A significant number of people wear headwear with an attached brim, perhaps a baseball cap being the most common or popular of such items. The invention described in this document pertains to the field of brimmed headwear in general, and to baseball caps in particular.
The baseball cap consists of a crown portion to accommodate at least part of the wearer's head and an attached brim portion. The brim commonly consists of top and bottom pieces of fabric with a visor typically sandwiched in between the pieces. As such, the visor is generally (semi-) rigid and serves as the core layer of the brim. Visors can consist of a single piece or of multiple pieces. Visors can consist of one material or a variety of materials. Often a plastic or cardboard material with a thickness not much greater than 3 millimeters is used.
The functions of a brim vary from protecting the wearer's eyes and face from weather elements such as sun and rain, to enhancing the headgear's appearance for aesthetic purposes. A great many alterations have been made to the visor with these purposes in mind. Of note, Boo Yl Park, U.S. Pat. No. 6,408,443, proposes to have the inner & outer portions of the visor to be partially cut at predetermined intervals, primarily so as to allow the visor of a reversible headwear piece to maintain a desired curved shape when bent along the cut lines. Also, part of the patent application by Tai-Kuang Wang, US patent application 20040006807, suggests making cuts or cut-out holes to both the visor as well as the crown portion of the headwear for aesthetic and air ventilation purposes.
While a certain level of visor stiffness is indeed necessary to properly perform the functions mentioned at the top of the prior paragraph, using a (semi-) rigid material in the brim has a major negative drawback: pressure is exerted to the wearer's head in the areas where the visor is attached to the headwear's crown portion, typically the forehead area with baseball caps, creating significant discomfort.
Attempts have been made to address this discomfort. Luke Evan Landers, US patent application 20030106135, has proposed to use a much softer overall material for the entire visor. Nevertheless, this severely diminishes a brim's much coveted capability to retain a desired shape. In an attempt to properly accommodate the varying shapes and sizes of the headwear's crown portion David Turner, U.S. Pat. No. 7,278,173, elected to insert slits into the visor, subdividing the visor into portions, so that the brim could expand in width if needed as a result of a stretching of the crown portion of the headwear. However, additional comfort is only achieved to the extent that such portions can move relative to one another. The portions in and of themselves do not provide any cushioning solution to direct pressure. An alternative approach has been to use a visor consisting of multiple pieces and multiple materials. The filing of Hui Tseng, in US patent application 20050235395, and the filing of Jon Kazuo Taguchi, in US patent application 20060174397, both describe visor embodiments that use this approach.
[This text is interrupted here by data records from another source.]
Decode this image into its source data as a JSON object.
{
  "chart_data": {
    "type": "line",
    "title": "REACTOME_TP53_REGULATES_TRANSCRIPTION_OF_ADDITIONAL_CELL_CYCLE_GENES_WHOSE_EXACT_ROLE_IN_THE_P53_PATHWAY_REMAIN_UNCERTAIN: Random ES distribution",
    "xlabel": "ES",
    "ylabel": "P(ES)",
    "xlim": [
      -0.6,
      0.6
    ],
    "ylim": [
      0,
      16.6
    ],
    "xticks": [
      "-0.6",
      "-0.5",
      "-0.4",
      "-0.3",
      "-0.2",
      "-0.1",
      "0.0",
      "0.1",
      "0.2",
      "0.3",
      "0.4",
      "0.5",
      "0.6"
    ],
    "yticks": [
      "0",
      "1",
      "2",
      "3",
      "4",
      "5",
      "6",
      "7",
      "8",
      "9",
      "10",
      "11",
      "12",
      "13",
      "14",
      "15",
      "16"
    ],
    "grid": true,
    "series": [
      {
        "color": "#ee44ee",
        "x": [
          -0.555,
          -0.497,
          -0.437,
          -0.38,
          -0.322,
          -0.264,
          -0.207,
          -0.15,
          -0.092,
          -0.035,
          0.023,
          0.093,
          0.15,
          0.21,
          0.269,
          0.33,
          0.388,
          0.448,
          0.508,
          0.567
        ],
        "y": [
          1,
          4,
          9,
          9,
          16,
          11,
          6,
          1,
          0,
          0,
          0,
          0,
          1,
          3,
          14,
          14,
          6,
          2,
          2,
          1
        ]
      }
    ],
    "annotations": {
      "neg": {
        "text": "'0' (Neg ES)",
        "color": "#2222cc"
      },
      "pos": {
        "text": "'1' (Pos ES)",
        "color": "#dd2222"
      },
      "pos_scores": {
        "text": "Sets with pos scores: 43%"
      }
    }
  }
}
Such embodiments typically include deformable and non-deformable portions, where the softer, more forgiving portion is positioned at the rear-end of the visor, i.e. where the visor is attached to the headwear's crown and thus most impacts the wearer's forehead area. Using multiple pieces and/or more than one material though, inevitably brings about a more complicated, more costly manufacturing process.
Alas, no prior art provides an optimal solution that combines great functionality with cost efficiency.